Analis pasar modal sekaligus Founder Stocknow.id, Hendra Wardana, menyatakan IHSG yang pekan lalu melemah 3,61% bisa kembali menantang level support kuat di kisaran 6.812 hingga 6.700.
"Sentimen negatif eksternal seperti ini sulit ditangkal oleh katalis domestik, terutama mengingat potensi capital outflow yang meningkat dan sentimen investor asing yang melemah," ujar Hendra saat berbincang dengan investortrust.id, Minggu (22/6/2025).
Namun, dari sisi lain, sektor energi dan tambang logam mulia justru bisa menjadi penopang kekuatan pasar. Saham dari perusahaan seperti MEDC, ELSA, PTRO, BUMI, BRMS, ENRG, dan MDKA diprediksi akan mendapat momentum positif seiring lonjakan harga minyak dan emas.
Tak hanya itu, saham di sektor logistik dan pelayaran seperti SMDR, serta emiten penghasil gas seperti PGAS, juga perlu mendapat perhatian lebih.

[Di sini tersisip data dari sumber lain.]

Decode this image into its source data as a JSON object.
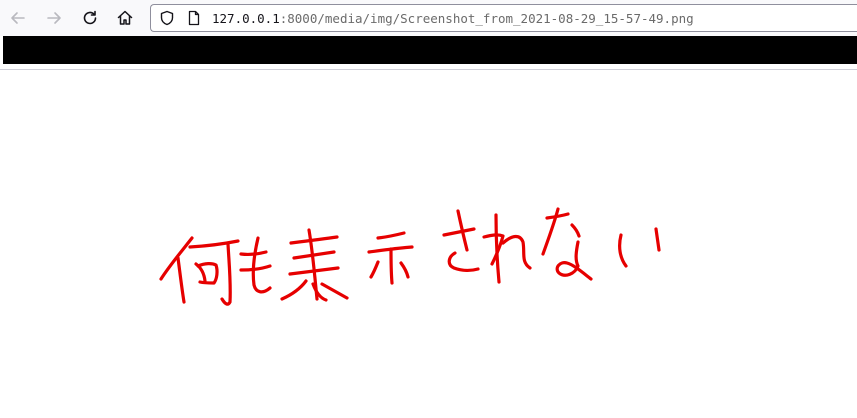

"Tekanan geopolitik ini juga menghadirkan tantangan kebijakan makro nasional, di mana kenaikan harga minyak diperkirakan akan meningkatkan beban subsidi energi dan inflasi impor, serta memperketat ruang gerak kebijakan moneter Bank Indonesia," jelas Hendra.
Ilustrasi Rupiah. Foto: Investortrust/Mohammad Defrizal.
Dilanjutkan Hendra, nilai tukar rupiah diperkirakan akan tertekan lanjutan akibat penguatan dolar AS dan potensi keluarnya dana asing dari pasar surat utang domestik.
Dari sisi fiskal, pemerintah dianjurkan untuk mengoptimalkan penerimaan negara dari kenaikan harga komoditas, tapi juga harus waspada terhadap dampak negatif terhadap daya beli dan pertumbuhan ekonomi.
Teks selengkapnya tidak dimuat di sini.